The most electric film of the festival, and 2020’s answer to Fatih Akin’s Head-On (2004), is Ismael El Iraki’s Zanka Contact, a giddy, Casablanca-set tale that details the tempestuous relationship between a has-been rocker and a street-smart diva that pops with colour, energy and pizazz. The energy is also high in Philippe Lacote’s The Night of the Kings, where a young man arrives in prison in the middle of an Ivory Coast jungle and madness ensues. The film is Ivory Coast’s entry to the Oscars.

A still from The Predators  | Photo Credit: Special Arrangement

After the class conflicts so masterfully explored in Bong Joon Ho’s Parasite, two films carry the theme forward in different ways. Javier Fuentes-León’s Peru/Columbia production, The Best Families, opens in the middle of a massive celebration that is rocked to its core when an old secret is revealed. The film is a delicious new entry into the ‘upstairs/downstairs’ genre that Parasite re-popularised. Also concerned with class is Pietro Castellitto’s beautifully-constructed The Predators that follows two different family groups, one ultra-affluent, and the other not so.
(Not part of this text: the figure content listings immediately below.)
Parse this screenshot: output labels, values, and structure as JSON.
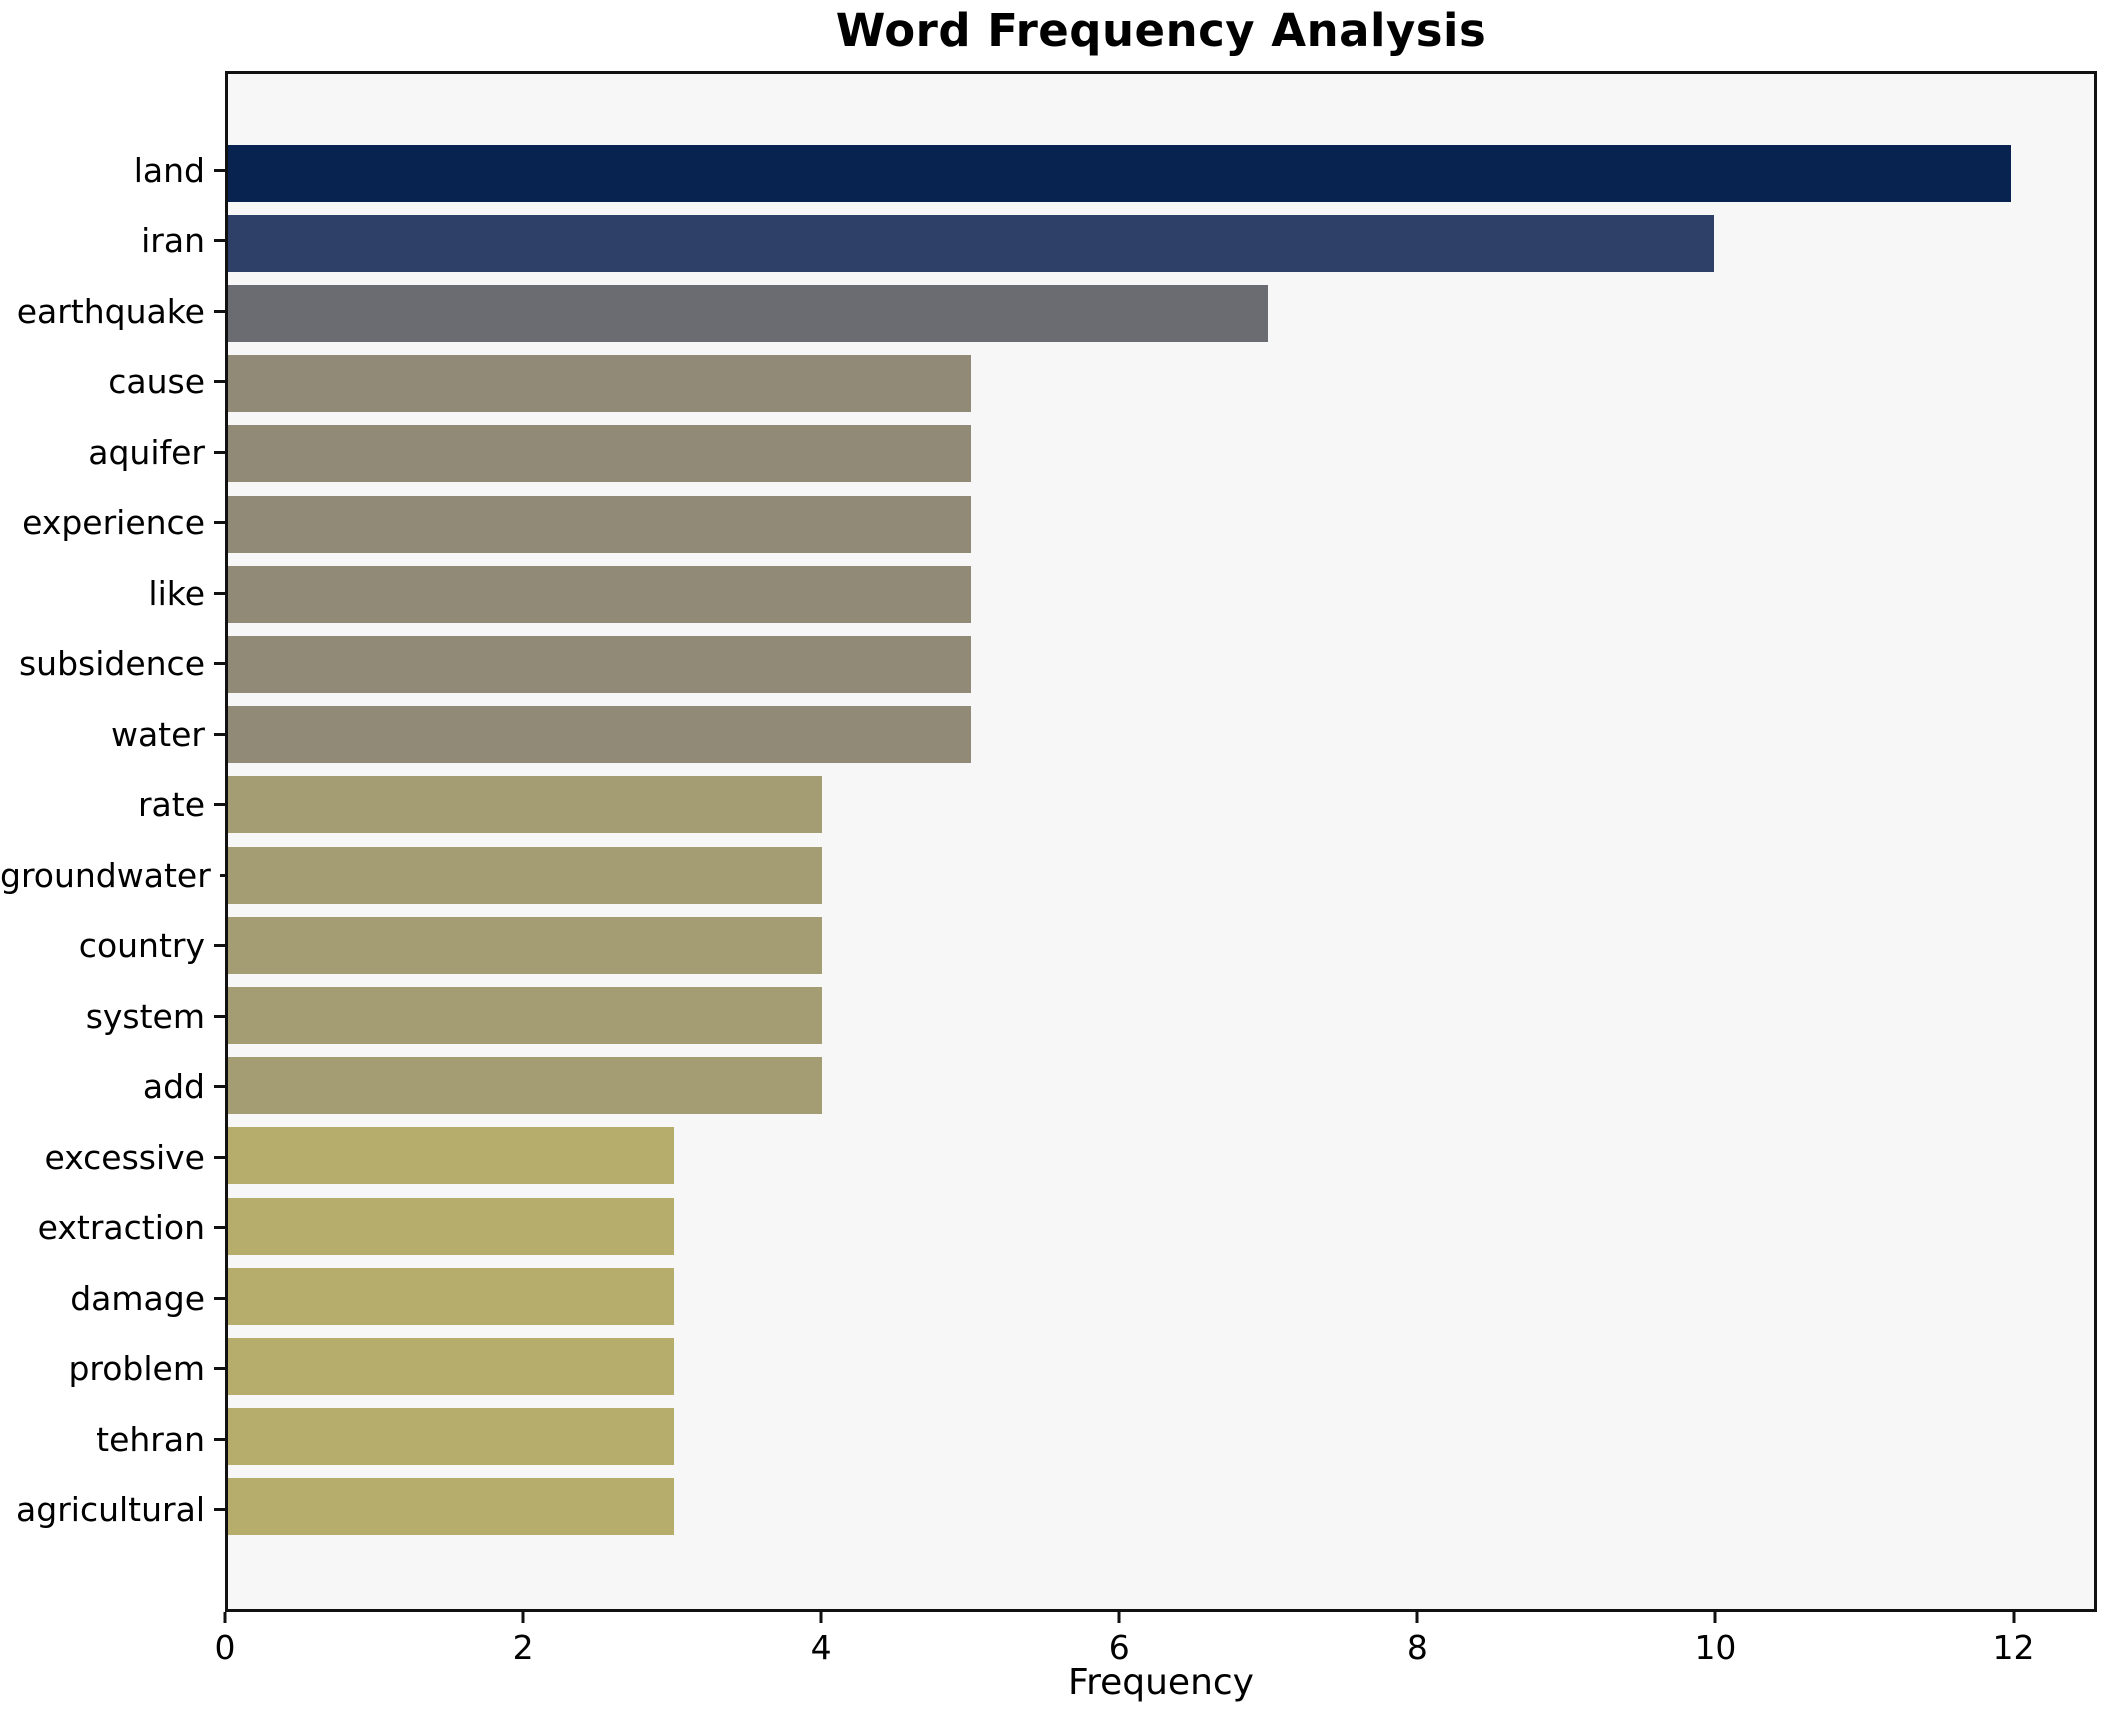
{
  "title": "Word Frequency Analysis",
  "chart_data": {
    "type": "bar",
    "orientation": "horizontal",
    "title": "Word Frequency Analysis",
    "xlabel": "Frequency",
    "ylabel": "",
    "categories": [
      "land",
      "iran",
      "earthquake",
      "cause",
      "aquifer",
      "experience",
      "like",
      "subsidence",
      "water",
      "rate",
      "groundwater",
      "country",
      "system",
      "add",
      "excessive",
      "extraction",
      "damage",
      "problem",
      "tehran",
      "agricultural"
    ],
    "values": [
      12,
      10,
      7,
      5,
      5,
      5,
      5,
      5,
      5,
      4,
      4,
      4,
      4,
      4,
      3,
      3,
      3,
      3,
      3,
      3
    ],
    "bar_colors": [
      "#082350",
      "#2e4067",
      "#6b6c71",
      "#908a76",
      "#908a76",
      "#908a76",
      "#908a76",
      "#908a76",
      "#908a76",
      "#a49c72",
      "#a49c72",
      "#a49c72",
      "#a49c72",
      "#a49c72",
      "#b6ac6b",
      "#b6ac6b",
      "#b6ac6b",
      "#b6ac6b",
      "#b6ac6b",
      "#b6ac6b"
    ],
    "xlim": [
      0,
      12.56
    ],
    "x_ticks": [
      0,
      2,
      4,
      6,
      8,
      10,
      12
    ],
    "grid": false,
    "legend": false,
    "plot_bg": "#f7f7f8",
    "fig_bg": "#ffffff",
    "spine_color": "#111111"
  }
}
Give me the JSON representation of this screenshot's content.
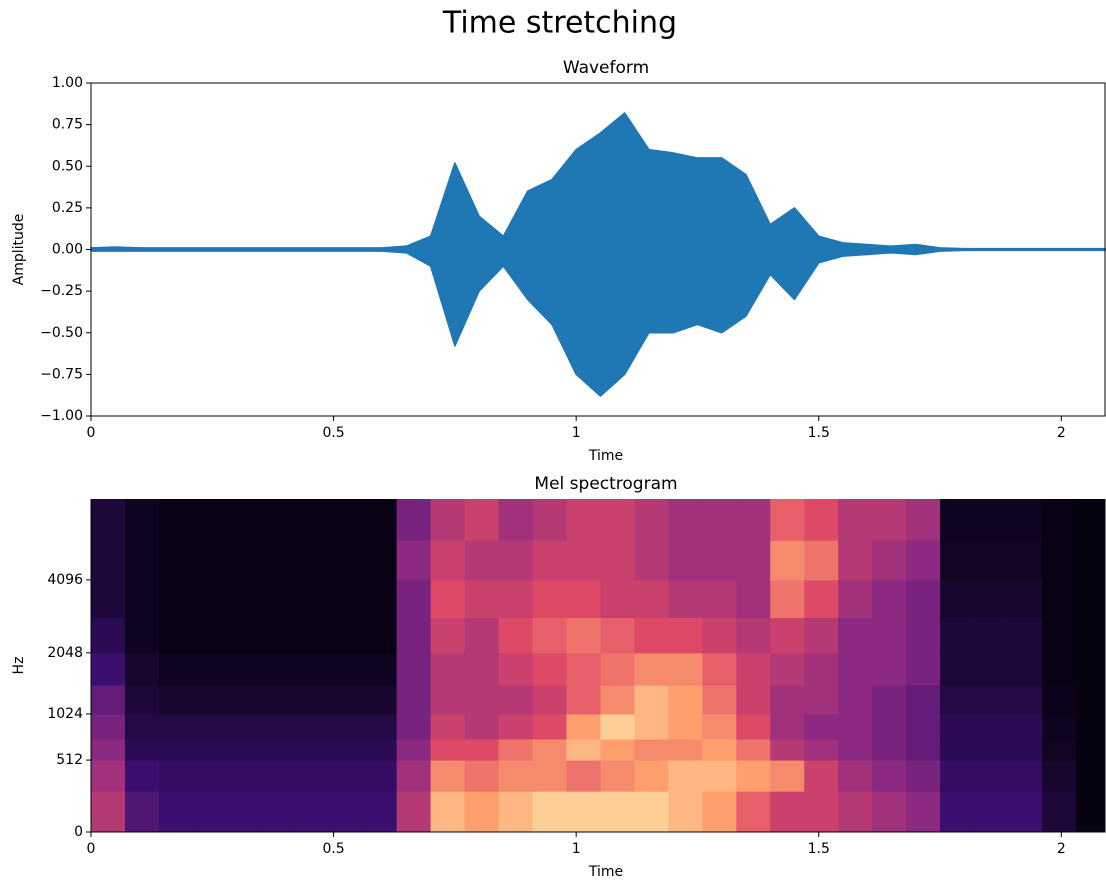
{
  "title": "Time stretching",
  "chart_data": [
    {
      "type": "area",
      "title": "Waveform",
      "xlabel": "Time",
      "ylabel": "Amplitude",
      "color": "#1f77b4",
      "x": [
        0,
        0.05,
        0.1,
        0.15,
        0.2,
        0.25,
        0.3,
        0.35,
        0.4,
        0.45,
        0.5,
        0.55,
        0.6,
        0.65,
        0.7,
        0.75,
        0.8,
        0.85,
        0.9,
        0.95,
        1,
        1.05,
        1.1,
        1.15,
        1.2,
        1.25,
        1.3,
        1.35,
        1.4,
        1.45,
        1.5,
        1.55,
        1.6,
        1.65,
        1.7,
        1.75,
        1.8,
        1.85,
        1.9,
        1.95,
        2,
        2.05,
        2.09
      ],
      "upper": [
        0.01,
        0.015,
        0.01,
        0.01,
        0.01,
        0.01,
        0.01,
        0.01,
        0.01,
        0.01,
        0.01,
        0.01,
        0.01,
        0.02,
        0.08,
        0.52,
        0.2,
        0.08,
        0.35,
        0.42,
        0.6,
        0.7,
        0.82,
        0.6,
        0.58,
        0.55,
        0.55,
        0.45,
        0.15,
        0.25,
        0.08,
        0.04,
        0.03,
        0.02,
        0.03,
        0.01,
        0.005,
        0.005,
        0.005,
        0.005,
        0.005,
        0.005,
        0.005
      ],
      "lower": [
        -0.01,
        -0.01,
        -0.01,
        -0.01,
        -0.01,
        -0.01,
        -0.01,
        -0.01,
        -0.01,
        -0.01,
        -0.01,
        -0.01,
        -0.01,
        -0.02,
        -0.1,
        -0.58,
        -0.25,
        -0.1,
        -0.3,
        -0.45,
        -0.75,
        -0.88,
        -0.75,
        -0.5,
        -0.5,
        -0.45,
        -0.5,
        -0.4,
        -0.15,
        -0.3,
        -0.08,
        -0.04,
        -0.03,
        -0.02,
        -0.03,
        -0.01,
        -0.005,
        -0.005,
        -0.005,
        -0.005,
        -0.005,
        -0.005,
        -0.005
      ],
      "xlim": [
        0,
        2.09
      ],
      "xticks": [
        0,
        0.5,
        1,
        1.5,
        2
      ],
      "ylim": [
        -1,
        1
      ],
      "yticks": [
        {
          "value": -1,
          "label": "−1.00"
        },
        {
          "value": -0.75,
          "label": "−0.75"
        },
        {
          "value": -0.5,
          "label": "−0.50"
        },
        {
          "value": -0.25,
          "label": "−0.25"
        },
        {
          "value": 0,
          "label": "0.00"
        },
        {
          "value": 0.25,
          "label": "0.25"
        },
        {
          "value": 0.5,
          "label": "0.50"
        },
        {
          "value": 0.75,
          "label": "0.75"
        },
        {
          "value": 1,
          "label": "1.00"
        }
      ]
    },
    {
      "type": "heatmap",
      "title": "Mel spectrogram",
      "xlabel": "Time",
      "ylabel": "Hz",
      "yscale": "mel",
      "colormap": [
        "#000004",
        "#3b0f70",
        "#8c2981",
        "#de4968",
        "#fe9f6d",
        "#fcfdbf"
      ],
      "xbins": [
        0,
        0.07,
        0.14,
        0.21,
        0.28,
        0.35,
        0.42,
        0.49,
        0.56,
        0.63,
        0.7,
        0.77,
        0.84,
        0.91,
        0.98,
        1.05,
        1.12,
        1.19,
        1.26,
        1.33,
        1.4,
        1.47,
        1.54,
        1.61,
        1.68,
        1.75,
        1.82,
        1.89,
        1.96,
        2.03,
        2.09
      ],
      "ybins": [
        0,
        256,
        512,
        724,
        1024,
        1448,
        2048,
        2896,
        4096,
        5793,
        8192
      ],
      "z": [
        [
          0.5,
          0.45,
          0.4,
          0.35,
          0.3,
          0.2,
          0.15,
          0.1,
          0.1,
          0.1
        ],
        [
          0.25,
          0.2,
          0.15,
          0.12,
          0.1,
          0.08,
          0.05,
          0.05,
          0.05,
          0.05
        ],
        [
          0.2,
          0.18,
          0.15,
          0.12,
          0.08,
          0.05,
          0.03,
          0.03,
          0.03,
          0.03
        ],
        [
          0.2,
          0.18,
          0.15,
          0.12,
          0.08,
          0.05,
          0.03,
          0.03,
          0.03,
          0.03
        ],
        [
          0.2,
          0.18,
          0.15,
          0.12,
          0.08,
          0.05,
          0.03,
          0.03,
          0.03,
          0.03
        ],
        [
          0.2,
          0.18,
          0.15,
          0.12,
          0.08,
          0.05,
          0.03,
          0.03,
          0.03,
          0.03
        ],
        [
          0.2,
          0.18,
          0.15,
          0.12,
          0.08,
          0.05,
          0.03,
          0.03,
          0.03,
          0.03
        ],
        [
          0.2,
          0.18,
          0.15,
          0.12,
          0.08,
          0.05,
          0.03,
          0.03,
          0.03,
          0.03
        ],
        [
          0.2,
          0.18,
          0.15,
          0.12,
          0.08,
          0.05,
          0.03,
          0.03,
          0.03,
          0.03
        ],
        [
          0.5,
          0.45,
          0.4,
          0.35,
          0.35,
          0.35,
          0.35,
          0.35,
          0.4,
          0.35
        ],
        [
          0.85,
          0.75,
          0.6,
          0.55,
          0.5,
          0.5,
          0.55,
          0.6,
          0.55,
          0.5
        ],
        [
          0.8,
          0.7,
          0.6,
          0.5,
          0.5,
          0.5,
          0.5,
          0.55,
          0.5,
          0.55
        ],
        [
          0.85,
          0.75,
          0.7,
          0.55,
          0.5,
          0.55,
          0.6,
          0.55,
          0.5,
          0.45
        ],
        [
          0.9,
          0.75,
          0.75,
          0.6,
          0.55,
          0.6,
          0.65,
          0.6,
          0.55,
          0.5
        ],
        [
          0.9,
          0.7,
          0.85,
          0.8,
          0.65,
          0.65,
          0.7,
          0.6,
          0.55,
          0.55
        ],
        [
          0.9,
          0.75,
          0.8,
          0.9,
          0.75,
          0.7,
          0.65,
          0.55,
          0.55,
          0.55
        ],
        [
          0.9,
          0.8,
          0.75,
          0.85,
          0.85,
          0.75,
          0.6,
          0.55,
          0.5,
          0.5
        ],
        [
          0.85,
          0.85,
          0.75,
          0.8,
          0.8,
          0.75,
          0.6,
          0.5,
          0.45,
          0.45
        ],
        [
          0.8,
          0.85,
          0.8,
          0.75,
          0.7,
          0.65,
          0.55,
          0.5,
          0.45,
          0.45
        ],
        [
          0.65,
          0.8,
          0.7,
          0.6,
          0.55,
          0.55,
          0.5,
          0.45,
          0.45,
          0.45
        ],
        [
          0.55,
          0.75,
          0.5,
          0.45,
          0.45,
          0.5,
          0.55,
          0.7,
          0.75,
          0.65
        ],
        [
          0.55,
          0.55,
          0.45,
          0.4,
          0.45,
          0.45,
          0.5,
          0.6,
          0.7,
          0.6
        ],
        [
          0.5,
          0.45,
          0.4,
          0.4,
          0.4,
          0.4,
          0.4,
          0.45,
          0.5,
          0.5
        ],
        [
          0.45,
          0.4,
          0.35,
          0.35,
          0.35,
          0.4,
          0.4,
          0.4,
          0.45,
          0.5
        ],
        [
          0.4,
          0.35,
          0.3,
          0.3,
          0.3,
          0.35,
          0.35,
          0.35,
          0.4,
          0.45
        ],
        [
          0.2,
          0.18,
          0.15,
          0.15,
          0.12,
          0.1,
          0.1,
          0.08,
          0.06,
          0.05
        ],
        [
          0.2,
          0.18,
          0.15,
          0.15,
          0.12,
          0.1,
          0.1,
          0.08,
          0.06,
          0.05
        ],
        [
          0.2,
          0.18,
          0.15,
          0.15,
          0.12,
          0.1,
          0.1,
          0.08,
          0.06,
          0.05
        ],
        [
          0.1,
          0.08,
          0.06,
          0.05,
          0.04,
          0.03,
          0.03,
          0.03,
          0.03,
          0.03
        ],
        [
          0.02,
          0.02,
          0.02,
          0.02,
          0.02,
          0.02,
          0.02,
          0.02,
          0.02,
          0.02
        ]
      ],
      "xlim": [
        0,
        2.09
      ],
      "xticks": [
        0,
        0.5,
        1,
        1.5,
        2
      ],
      "ylim": [
        0,
        8192
      ],
      "yticks": [
        0,
        512,
        1024,
        2048,
        4096
      ]
    }
  ]
}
The screenplay continually wrong foots you to the point where you don’t know who to root for any more, then realise that rooting for one or the other is so 2019, and sit back and enjoy being emotionally toyed with. The film played earlier at Venice, where it won best screenplay.

As I write this, I’m pleased to see that several vaccines have been tested and are on the verge of being mass-produced. Hopefully bursting with one of these I will set off on my physical festival journeys to the far corners of the Earth soon. Until then, I will navigate the world of cinema from my trusty blue sofa.